At the same time, they had to be consistent with the overall shapely silhouette of the outfit, which is why the lower part of the trouser leg was quite tight around the leg.

The color scheme of the Karachay and Balkar men's costume was distinctly subdued, almost monochromatic. One of its main advantages, which became an aesthetic norm, was the precision of the cut and the natural proportions of the human figure. 

Due to the harsh climate and mountain terrain, tall, soft boots – so-called “Caucasian boots” – were a common type of footwear. According to Kuznetsova, “The elasticity of the leather shoe was made possible by its special manufacturing method.

Thin leather was stitched together in the shape of a sock and pulled over a bare foot before it had a chance to dry. After drying in this position, it retained the shape of the foot for a long time.

This method of manufacturing gaiters has been well known among the peoples of the Caucasus for centuries. The tall, sometimes over-the-knee, gaiters were held up with the help of a strap under the knee, and the rest of the boot would go over the knee in a bell-like shape, which meant the boots had a very specific kind of shape.”

Femininity for all seasons

The women’s traditional costume was not much different from the men’s costume in terms of style. The same grandiose and well fitted cherkeska was slightly longer and had slightly more volume on the bottom.

An undershirt, usually red or orange, similar to the men’s beshmet, was worn underneath the cherkeska. The undershirt peeked out from underneath the deep neckline of the cherkeskadress, which started at the waist.

The women of the Caucasus love accessories and wear a lot of them. Source: PhotoXPress

After a girl officially matured, she was supposed to wear a short caftan that was similar in cut to the men’s beshmet. It was fastened across the chest with a large number (up to 20) of big silver clasps (in Karachay-Cherkessia, silver was considered more valuable than gold) and decorated with lacing and embroidery. The hem was visible from underneath the deep but modest cut of the dress.

Perhaps the only major difference was in the headwear. Whereas men, especially bythe 19th century, preferred wool and fur hats that were variants of the traditional cylinder-shaped hats with a flat top, women’s hats and scarves were marked by a more elaborate décor.

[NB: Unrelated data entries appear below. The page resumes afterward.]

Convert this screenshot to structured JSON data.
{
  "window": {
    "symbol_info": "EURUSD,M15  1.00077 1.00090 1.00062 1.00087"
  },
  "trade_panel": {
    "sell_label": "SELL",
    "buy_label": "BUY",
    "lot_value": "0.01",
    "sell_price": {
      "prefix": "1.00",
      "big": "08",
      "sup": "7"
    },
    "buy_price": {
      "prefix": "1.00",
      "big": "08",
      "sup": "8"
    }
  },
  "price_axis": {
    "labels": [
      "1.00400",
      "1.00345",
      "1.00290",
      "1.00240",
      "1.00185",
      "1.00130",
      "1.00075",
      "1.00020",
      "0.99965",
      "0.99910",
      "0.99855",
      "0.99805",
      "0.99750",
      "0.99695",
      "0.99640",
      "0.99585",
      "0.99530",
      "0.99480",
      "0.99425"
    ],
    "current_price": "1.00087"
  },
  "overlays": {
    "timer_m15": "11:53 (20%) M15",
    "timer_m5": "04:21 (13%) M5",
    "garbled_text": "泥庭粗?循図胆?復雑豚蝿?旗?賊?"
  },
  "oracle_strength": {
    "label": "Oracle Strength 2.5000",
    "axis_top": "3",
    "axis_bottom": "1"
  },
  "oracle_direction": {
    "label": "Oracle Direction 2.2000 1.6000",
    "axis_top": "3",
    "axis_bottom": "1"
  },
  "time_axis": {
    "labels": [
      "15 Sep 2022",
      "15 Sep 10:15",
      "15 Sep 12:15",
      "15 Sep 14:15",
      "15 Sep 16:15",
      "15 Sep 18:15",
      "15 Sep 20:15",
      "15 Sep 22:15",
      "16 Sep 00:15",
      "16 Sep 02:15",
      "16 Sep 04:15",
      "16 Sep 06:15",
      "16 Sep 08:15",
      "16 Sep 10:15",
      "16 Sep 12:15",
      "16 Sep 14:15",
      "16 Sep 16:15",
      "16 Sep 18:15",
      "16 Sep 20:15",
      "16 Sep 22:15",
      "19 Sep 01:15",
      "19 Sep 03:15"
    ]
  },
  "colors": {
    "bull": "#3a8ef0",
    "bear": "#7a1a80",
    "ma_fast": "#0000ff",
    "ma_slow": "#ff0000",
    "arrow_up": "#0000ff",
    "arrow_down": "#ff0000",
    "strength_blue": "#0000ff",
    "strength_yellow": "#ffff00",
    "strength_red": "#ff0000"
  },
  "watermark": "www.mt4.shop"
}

The Nogai wedding hats were up to 70 centimeters tall and embroidered with gold, silver, fur, and jewels, and were worth the price of several horses. And, of course, women would not be women without accessories.

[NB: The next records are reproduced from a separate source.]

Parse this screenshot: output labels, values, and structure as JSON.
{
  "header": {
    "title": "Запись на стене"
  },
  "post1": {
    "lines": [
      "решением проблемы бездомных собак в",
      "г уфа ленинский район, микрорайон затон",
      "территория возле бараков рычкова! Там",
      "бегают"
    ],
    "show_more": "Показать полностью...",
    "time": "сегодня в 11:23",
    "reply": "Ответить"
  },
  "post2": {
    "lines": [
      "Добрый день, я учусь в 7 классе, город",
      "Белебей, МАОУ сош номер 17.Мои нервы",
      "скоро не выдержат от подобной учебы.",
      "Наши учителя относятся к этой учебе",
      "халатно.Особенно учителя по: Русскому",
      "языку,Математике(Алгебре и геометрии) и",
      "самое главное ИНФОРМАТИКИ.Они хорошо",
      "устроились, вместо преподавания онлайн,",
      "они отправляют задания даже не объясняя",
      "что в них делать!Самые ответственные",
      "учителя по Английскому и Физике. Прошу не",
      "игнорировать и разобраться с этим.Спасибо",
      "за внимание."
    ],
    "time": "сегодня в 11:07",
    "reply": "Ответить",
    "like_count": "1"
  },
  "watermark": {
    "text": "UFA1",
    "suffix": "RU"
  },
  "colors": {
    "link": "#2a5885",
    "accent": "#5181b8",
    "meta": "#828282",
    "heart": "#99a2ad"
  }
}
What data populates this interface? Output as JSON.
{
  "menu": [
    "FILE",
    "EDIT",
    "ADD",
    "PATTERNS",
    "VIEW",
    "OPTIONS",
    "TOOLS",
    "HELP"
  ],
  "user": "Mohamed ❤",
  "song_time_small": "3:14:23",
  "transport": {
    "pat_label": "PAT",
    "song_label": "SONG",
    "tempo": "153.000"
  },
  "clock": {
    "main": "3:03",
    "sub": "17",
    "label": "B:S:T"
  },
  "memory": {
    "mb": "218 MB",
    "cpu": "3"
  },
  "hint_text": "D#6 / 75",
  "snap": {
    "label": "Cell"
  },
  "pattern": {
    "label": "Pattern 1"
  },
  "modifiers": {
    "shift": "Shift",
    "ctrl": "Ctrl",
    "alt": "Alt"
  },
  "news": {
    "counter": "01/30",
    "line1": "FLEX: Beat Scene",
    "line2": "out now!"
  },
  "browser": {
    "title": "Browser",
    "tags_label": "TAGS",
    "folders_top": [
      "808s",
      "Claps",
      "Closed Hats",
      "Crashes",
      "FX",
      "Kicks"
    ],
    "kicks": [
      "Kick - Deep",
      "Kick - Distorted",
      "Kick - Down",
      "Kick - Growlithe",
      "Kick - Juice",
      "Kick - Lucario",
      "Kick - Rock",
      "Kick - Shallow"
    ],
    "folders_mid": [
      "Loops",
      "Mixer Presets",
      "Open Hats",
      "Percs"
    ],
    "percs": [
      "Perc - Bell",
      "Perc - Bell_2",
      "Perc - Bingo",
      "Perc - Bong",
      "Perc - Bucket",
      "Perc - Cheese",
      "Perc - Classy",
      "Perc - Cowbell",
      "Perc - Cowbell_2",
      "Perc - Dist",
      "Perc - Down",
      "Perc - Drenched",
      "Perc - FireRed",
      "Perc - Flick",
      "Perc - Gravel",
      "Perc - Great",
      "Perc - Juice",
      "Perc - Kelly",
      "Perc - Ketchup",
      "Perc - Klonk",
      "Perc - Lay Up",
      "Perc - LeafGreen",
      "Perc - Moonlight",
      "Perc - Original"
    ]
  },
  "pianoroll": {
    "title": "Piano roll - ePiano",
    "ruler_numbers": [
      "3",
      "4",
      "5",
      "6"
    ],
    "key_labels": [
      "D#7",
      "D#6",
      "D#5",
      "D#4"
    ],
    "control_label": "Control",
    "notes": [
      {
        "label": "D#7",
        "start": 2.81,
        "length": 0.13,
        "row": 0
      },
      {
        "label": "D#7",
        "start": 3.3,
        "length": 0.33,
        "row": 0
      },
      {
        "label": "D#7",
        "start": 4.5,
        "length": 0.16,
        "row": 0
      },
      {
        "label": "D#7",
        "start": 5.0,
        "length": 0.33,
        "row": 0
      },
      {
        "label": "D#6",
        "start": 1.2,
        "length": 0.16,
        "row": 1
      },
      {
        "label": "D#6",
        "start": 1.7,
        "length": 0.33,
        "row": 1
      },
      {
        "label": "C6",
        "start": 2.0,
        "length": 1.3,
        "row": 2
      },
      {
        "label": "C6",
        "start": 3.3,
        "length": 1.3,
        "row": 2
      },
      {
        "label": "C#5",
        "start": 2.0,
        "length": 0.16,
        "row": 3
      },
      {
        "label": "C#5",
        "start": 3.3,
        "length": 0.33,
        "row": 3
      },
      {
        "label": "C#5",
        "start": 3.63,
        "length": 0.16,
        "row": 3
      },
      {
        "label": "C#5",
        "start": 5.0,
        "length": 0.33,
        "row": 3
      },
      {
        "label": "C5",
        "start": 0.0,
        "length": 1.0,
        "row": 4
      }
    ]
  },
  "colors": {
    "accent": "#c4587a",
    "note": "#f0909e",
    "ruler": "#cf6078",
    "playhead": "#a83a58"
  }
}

The women of the Caucasus love accessories and wear a lot of them. The main highlight of the traditional dress is the silver belt called the kyumyush beli bau, which was especially popular among Karachay women.

Gradual return to roots

These days, the traditional Karachay-Cherkess dress is a popular image among clothing designers. Over the past few years, local designers have released several modern clothing collections based on the traditional cherkeska and beshmet.

Elaborately embroidered and decorated wedding dresses with national undertones are especially popular among women who live in the republic.

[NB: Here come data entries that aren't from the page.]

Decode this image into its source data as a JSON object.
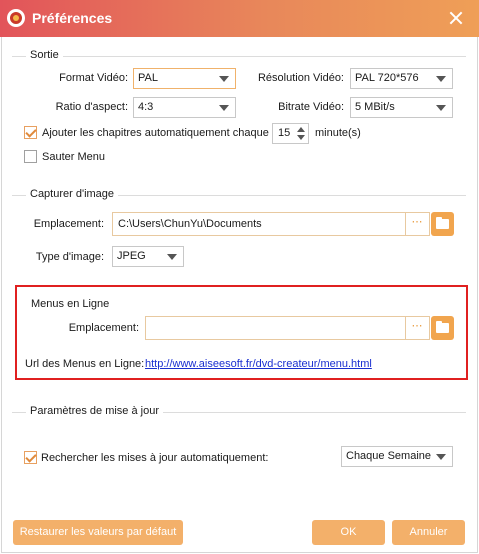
{
  "window": {
    "title": "Préférences"
  },
  "sortie": {
    "group_title": "Sortie",
    "format_video_label": "Format Vidéo:",
    "format_video_value": "PAL",
    "resolution_label": "Résolution Vidéo:",
    "resolution_value": "PAL 720*576",
    "ratio_label": "Ratio d'aspect:",
    "ratio_value": "4:3",
    "bitrate_label": "Bitrate Vidéo:",
    "bitrate_value": "5 MBit/s",
    "chapters_label": "Ajouter les chapitres automatiquement chaque",
    "chapters_checked": true,
    "chapters_value": "15",
    "chapters_unit": "minute(s)",
    "skip_menu_label": "Sauter Menu",
    "skip_menu_checked": false
  },
  "capture": {
    "group_title": "Capturer d'image",
    "location_label": "Emplacement:",
    "location_value": "C:\\Users\\ChunYu\\Documents",
    "image_type_label": "Type d'image:",
    "image_type_value": "JPEG"
  },
  "online_menus": {
    "group_title": "Menus en Ligne",
    "location_label": "Emplacement:",
    "location_value": "",
    "url_label": "Url des Menus en Ligne:",
    "url_value": "http://www.aiseesoft.fr/dvd-createur/menu.html"
  },
  "updates": {
    "group_title": "Paramètres de mise à jour",
    "auto_check_label": "Rechercher les mises à jour automatiquement:",
    "auto_check_checked": true,
    "frequency_value": "Chaque Semaine"
  },
  "footer": {
    "restore_label": "Restaurer les valeurs par défaut",
    "ok_label": "OK",
    "cancel_label": "Annuler"
  },
  "icons": {
    "dots": "⋯",
    "browse_folder": "folder-icon"
  },
  "colors": {
    "accent": "#f3b06a",
    "title_gradient_start": "#e2545a",
    "title_gradient_end": "#ef9f57",
    "highlight": "#e02020",
    "link": "#1a2fd0"
  }
}
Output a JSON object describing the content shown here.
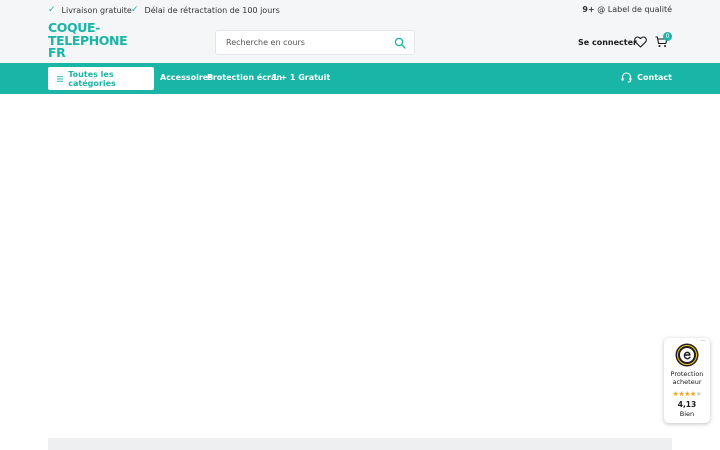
{
  "topbar": {
    "usp": [
      "Livraison gratuite",
      "Délai de rétractation de 100 jours"
    ],
    "quality_bold": "9+",
    "quality_rest": " @ Label de qualité"
  },
  "header": {
    "logo_lines": [
      "COQUE-",
      "TELEPHONE",
      "FR"
    ],
    "search_placeholder": "Recherche en cours",
    "signin": "Se connecter",
    "cart_count": "0"
  },
  "nav": {
    "all_categories": "Toutes les catégories",
    "links": [
      "Accessoires",
      "Protection écran",
      "1 + 1 Gratuit"
    ],
    "contact": "Contact"
  },
  "trust_widget": {
    "more": "···",
    "label_line1": "Protection",
    "label_line2": "acheteur",
    "rating": 4.13,
    "rating_text": "4,13",
    "rating_word": "Bien",
    "stars_max": 5
  },
  "colors": {
    "accent": "#19b5a6",
    "star": "#f4a41d"
  }
}
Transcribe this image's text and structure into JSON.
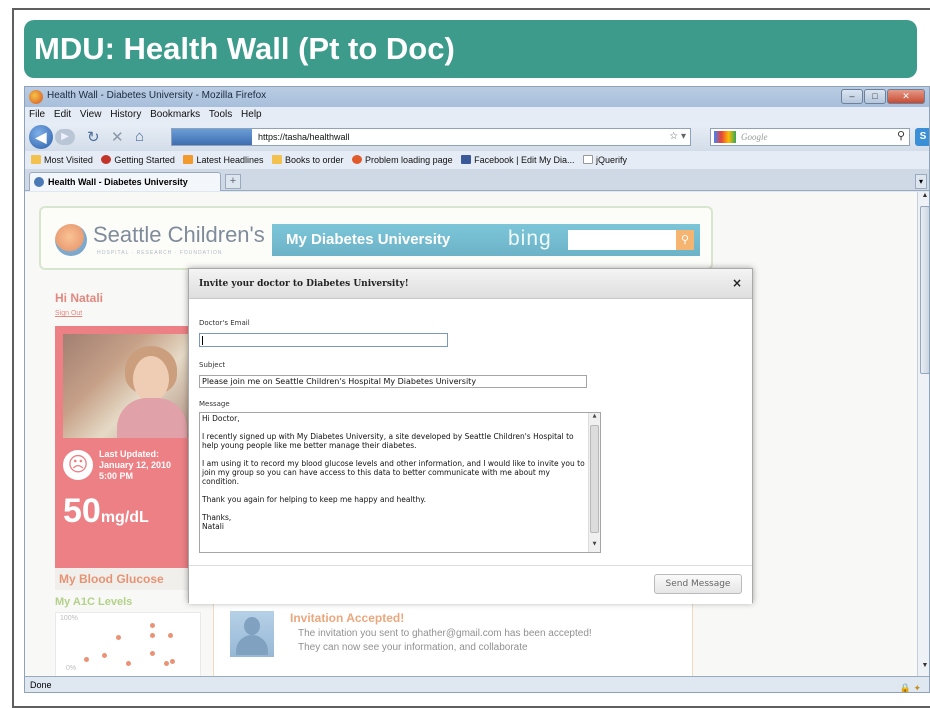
{
  "slide": {
    "title": "MDU: Health Wall (Pt to Doc)"
  },
  "browser": {
    "window_title": "Health Wall - Diabetes University - Mozilla Firefox",
    "menu": [
      "File",
      "Edit",
      "View",
      "History",
      "Bookmarks",
      "Tools",
      "Help"
    ],
    "url_badge": "tasha",
    "url": "https://tasha/healthwall",
    "search_placeholder": "Google",
    "bookmarks": [
      "Most Visited",
      "Getting Started",
      "Latest Headlines",
      "Books to order",
      "Problem loading page",
      "Facebook | Edit My Dia...",
      "jQuerify"
    ],
    "tab_label": "Health Wall - Diabetes University",
    "status": "Done"
  },
  "page": {
    "brand_name": "Seattle Children's",
    "brand_sub": "HOSPITAL · RESEARCH · FOUNDATION",
    "site_title": "My Diabetes University",
    "search_brand": "bing",
    "greeting": "Hi Natali",
    "sign_out": "Sign Out",
    "last_updated_label": "Last Updated:",
    "last_updated_date": "January 12, 2010",
    "last_updated_time": "5:00 PM",
    "glucose_value": "50",
    "glucose_unit": "mg/dL",
    "glucose_tab": "My Blood Glucose",
    "a1c_title": "My A1C Levels",
    "a1c_top": "100%",
    "a1c_bottom": "0%",
    "invite_title": "Invitation Accepted!",
    "invite_body": "The invitation you sent to ghather@gmail.com has been accepted! They can now see your information, and collaborate"
  },
  "modal": {
    "title": "Invite your doctor to Diabetes University!",
    "close": "×",
    "email_label": "Doctor's Email",
    "email_value": "",
    "subject_label": "Subject",
    "subject_value": "Please join me on Seattle Children's Hospital My Diabetes University",
    "message_label": "Message",
    "message_value": "Hi Doctor,\n\nI recently signed up with My Diabetes University, a site developed by Seattle Children's Hospital to help young people like me better manage their diabetes.\n\nI am using it to record my blood glucose levels and other information, and I would like to invite you to join my group so you can have access to this data to better communicate with me about my condition.\n\nThank you again for helping to keep me happy and healthy.\n\nThanks,\nNatali",
    "send_label": "Send Message"
  }
}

The traditional Karachay-Cherkess dress is a popular image among designers. Source: PhotoXPress

Of course, it is a bit strange to see a person wearing a traditional costume on the street. “Black items decorated with rhinestones and long skirts that were, for the most part, green last year are the most popular when it comes to everyday wear,” says Cherkessia resident Viktoria.

“A lot of Muslim women wear the hijab, which historically is not a part of Karachay culture. During the summer, you can spot the combination of a hijab, floor-length skirt, long-sleeved shirt (sometimes the color schemes are so bright it’s almost blinding), and sunglasses that cover half of the woman’s face. It’s a similar story with the men. Their favorite item is red moccasins,” she says.

But modern avant-garde and artists have already taken up the idea of introducing elements of the national costume into everyday wear. Members of the creative elite often wear a jacket that resembles a shortened cherkeska with stylized gazirnitsy.

Perhaps in the near future, it won’t be unusual to see a long red beshmet combined with a thin flesh-colored belt, a navy Zara jacket, and flesh-colored Bagglerina or Bloch ballet flats on the streets of Karachay-Cherkessia.